Ola Electric said its consolidated gross margin expanded sharply to 38.5 per cent in Q4 FY26 from 13.7 per cent a year ago and 34.3 per cent in the December quarter. The company attributed the improvement to vertical integration, the maturity of its Gen 3 platform, and tighter cost controls.

Service Recovery and Sales

The company also highlighted improvements in its service operations, which had faced criticism over the past year. Ola said the average service turnaround time reduced by 88 per cent between October 2025 and March 2026, while service backlog days fell from 14 days to six days. Warranty costs dropped sharply to Rs 59 crore in FY26 from Rs 555 crore in FY25.

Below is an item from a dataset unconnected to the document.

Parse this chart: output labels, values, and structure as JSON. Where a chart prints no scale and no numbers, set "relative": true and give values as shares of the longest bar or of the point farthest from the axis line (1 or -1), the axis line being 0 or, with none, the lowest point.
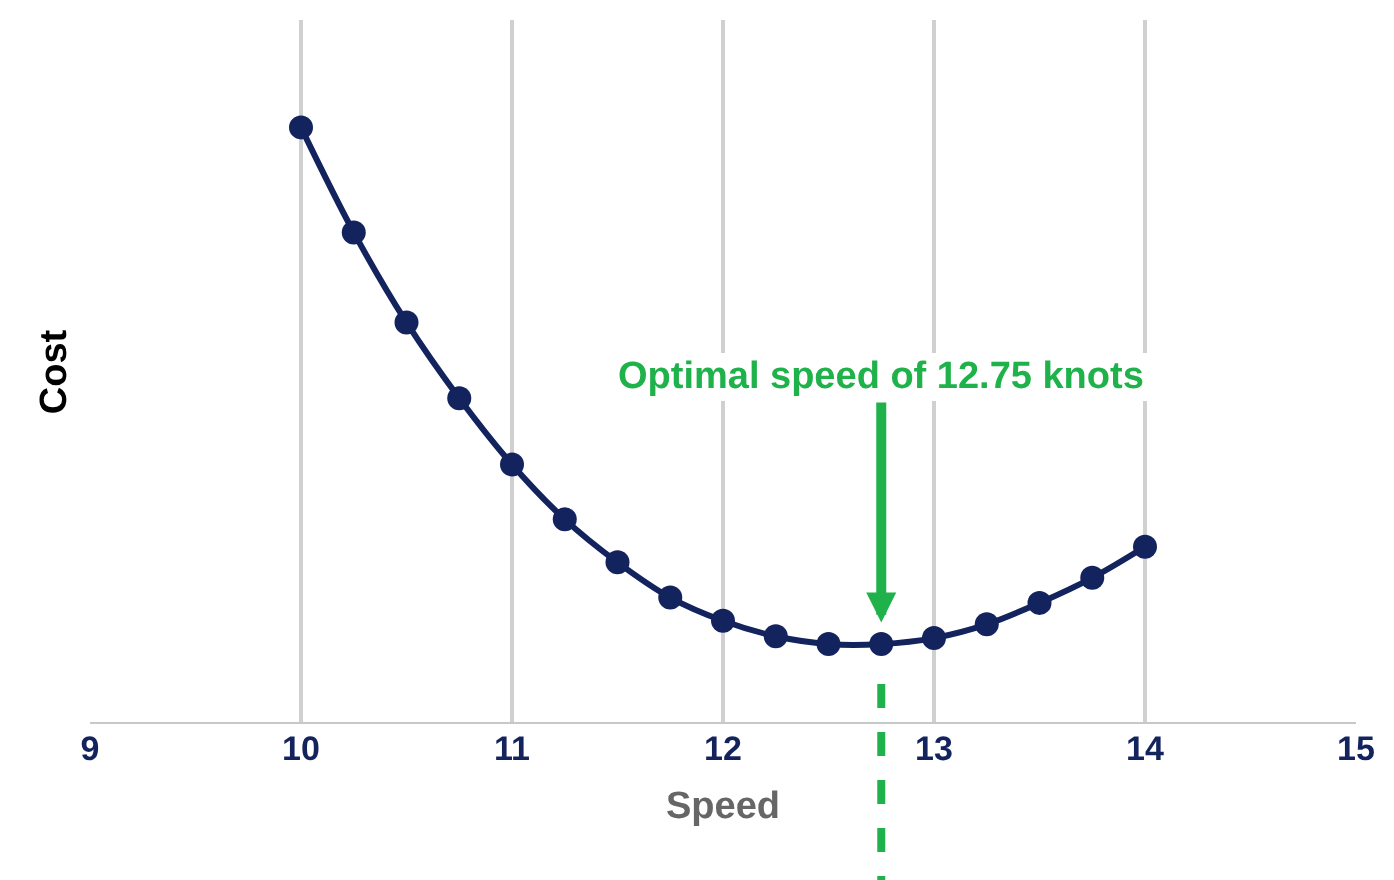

Ola Electric said April registrations rose 20 per cent month-on-month to 12,166 units despite the broader electric two-wheeler industry declining more than 22 per cent during the period. The company aims to rebuild its national market share to 15-20 per cent over the next six months.

FY27 Outlook

The Bengaluru-based company expects Q1 FY27 orders to range between 40,000 and 45,000 units, nearly double Q4 levels, driven by improving service levels, stronger sales execution, and recovery in demand.

Investor Takeaway

Ola Electric's revenue decline and narrowing net loss may impact investor sentiment in the Auto & Mobility sector.